The 6-foot-2 guard-forward sparked the Pioneers to a 17-12 record in his first season and to a 17-13 finish in his second. The 34 victories were more than BC3 had in the previous four seasons combined. Lobaugh led the Pioneers with 546 points and 185 rebounds in 2004-2005 and was selected by the National Junior College Athletic Association as the program’s eighth All-American. He also led the Pioneers with 542 points in 2005-2006 – including 35 in a Feb. 24, 2006, game at Kent State-Tuscarawas to become the second BC3 men’s basketball player to reach 1,000 – and with 133 rebounds.
Lobaugh with 1,088 points ranks fourth on BC3’s men’s basketball career scoring list.
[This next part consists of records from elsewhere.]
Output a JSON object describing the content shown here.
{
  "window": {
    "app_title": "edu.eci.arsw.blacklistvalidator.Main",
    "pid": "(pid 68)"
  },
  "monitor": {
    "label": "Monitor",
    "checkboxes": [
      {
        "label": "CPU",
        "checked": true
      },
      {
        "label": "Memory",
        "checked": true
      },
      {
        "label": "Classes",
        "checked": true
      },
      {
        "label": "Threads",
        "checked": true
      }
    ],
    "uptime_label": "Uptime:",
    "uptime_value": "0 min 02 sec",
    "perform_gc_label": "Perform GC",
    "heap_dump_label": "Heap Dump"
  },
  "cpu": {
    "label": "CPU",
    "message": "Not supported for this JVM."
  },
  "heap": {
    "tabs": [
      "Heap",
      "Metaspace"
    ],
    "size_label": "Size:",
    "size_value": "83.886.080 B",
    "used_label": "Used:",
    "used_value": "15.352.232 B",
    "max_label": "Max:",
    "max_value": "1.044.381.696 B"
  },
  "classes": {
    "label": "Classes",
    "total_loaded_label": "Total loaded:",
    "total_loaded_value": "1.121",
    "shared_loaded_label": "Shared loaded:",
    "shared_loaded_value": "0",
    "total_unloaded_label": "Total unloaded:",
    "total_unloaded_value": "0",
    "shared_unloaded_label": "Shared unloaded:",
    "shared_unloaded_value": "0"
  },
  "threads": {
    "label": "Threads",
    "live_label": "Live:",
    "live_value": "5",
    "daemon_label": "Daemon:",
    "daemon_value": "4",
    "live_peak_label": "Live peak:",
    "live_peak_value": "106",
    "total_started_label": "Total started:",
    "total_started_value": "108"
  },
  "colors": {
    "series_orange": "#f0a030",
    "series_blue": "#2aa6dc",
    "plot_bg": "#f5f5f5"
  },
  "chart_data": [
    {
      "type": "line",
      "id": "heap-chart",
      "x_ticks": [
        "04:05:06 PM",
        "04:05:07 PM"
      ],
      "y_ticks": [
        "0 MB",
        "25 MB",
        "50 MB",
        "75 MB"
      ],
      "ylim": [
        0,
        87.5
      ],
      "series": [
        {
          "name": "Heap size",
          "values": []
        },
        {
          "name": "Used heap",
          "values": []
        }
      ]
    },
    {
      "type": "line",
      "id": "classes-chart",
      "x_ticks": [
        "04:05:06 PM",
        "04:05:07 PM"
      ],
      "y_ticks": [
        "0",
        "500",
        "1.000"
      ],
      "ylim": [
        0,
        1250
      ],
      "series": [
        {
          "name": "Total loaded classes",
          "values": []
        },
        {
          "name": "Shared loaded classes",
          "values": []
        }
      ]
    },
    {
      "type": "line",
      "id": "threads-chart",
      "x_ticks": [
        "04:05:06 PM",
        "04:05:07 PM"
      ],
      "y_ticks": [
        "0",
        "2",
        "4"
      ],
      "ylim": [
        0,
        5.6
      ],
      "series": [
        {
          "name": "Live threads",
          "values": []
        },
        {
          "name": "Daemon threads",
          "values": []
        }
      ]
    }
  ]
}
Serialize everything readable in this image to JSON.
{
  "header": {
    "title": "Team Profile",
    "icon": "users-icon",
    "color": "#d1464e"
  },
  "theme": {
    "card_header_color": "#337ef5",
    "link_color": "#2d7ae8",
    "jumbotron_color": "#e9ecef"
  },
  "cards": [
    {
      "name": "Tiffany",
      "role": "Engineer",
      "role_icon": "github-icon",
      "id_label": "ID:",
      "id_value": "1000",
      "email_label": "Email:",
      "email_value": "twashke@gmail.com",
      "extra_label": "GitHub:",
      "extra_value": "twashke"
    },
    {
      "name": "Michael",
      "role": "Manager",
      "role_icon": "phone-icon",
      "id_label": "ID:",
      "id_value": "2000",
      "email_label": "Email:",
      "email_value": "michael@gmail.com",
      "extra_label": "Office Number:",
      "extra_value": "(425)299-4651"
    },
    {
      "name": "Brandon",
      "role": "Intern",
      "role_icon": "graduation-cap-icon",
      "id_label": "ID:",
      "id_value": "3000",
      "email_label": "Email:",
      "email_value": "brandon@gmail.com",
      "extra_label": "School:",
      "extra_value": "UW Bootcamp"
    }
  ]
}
In 53 games with the Pioneers, Lobaugh averaged 20.5 points, 6.0 rebounds, 3.5 assists and 1.6 steals.
He was twice named to the Western Pennsylvania Collegiate Conference All-Conference squad and twice to the NJCAA Division III All-Region 20 first team. He received Pennsylvania Collegiate Athletic Association All-State Honors after each season and was chosen as the college’s Male Athlete of the Year for 2005-2006.
Lobaugh was a general studies student at BC3. He transferred to Slippery Rock University of Pennsylvania, where he earned a bachelor’s degree in sport management in 2009 and a master’s degree in park and resource management in 2016. He works as the assistant director of recreational sports at SRU.
Michael Schmidt
Athlete - Men's Basketball, Baseball
Michael Schmidt had the finesse to guide basketballs through a net and the strength to clobber baseballs over a fence as a captain of and as an all-star on Butler County Community College squads. The 6-foot-3 guard on the BC3 men’s basketball team was an all-Skyline Athletic Conference selection after a 1977-1978 season in which he averaged 17 points and 10 rebounds for the Pioneers.
The catcher who batted cleanup on the Pioneers baseball squad was an all-Skyline Athletic Conference pick in his second season. Schmidt in 1977-1978 averaged .385 at the plate and slugged multiple home runs and other extra-base hits for a BC3 team that finished 19-5 and as the SAC champion.
His 566 points in two seasons -- 1976-1977 and 1977-1978 -- were the fourth-most among players in the first 11 years of BC3’s men’s basketball program.
Schmidt also held records of 170 rebounds in a season and 334 in a career, and helped to christen the new BC3 Field House on Jan. 24, 1977, with 12 points and 10 rebounds in the Pioneers’ 79-63 victory against Penn State-Shenango.
He was also selected after his second season with the men’s basketball squad to the Junior College All-District team by the Tri-State Coaches and Writers Association and to Who’s Who Among Students in American Junior Colleges, a recognition of outstanding merit and accomplishment as a student.
Schmidt earned an associate in arts degree from BC3 in 1978 and transferred to what is now La Roche University. He has served as an official with the Pennsylvania Interscholastic Athletic Association in basketball for 30 years and in softball for three. Schmidt has also attained a fourth-degree black belt in taekwondo.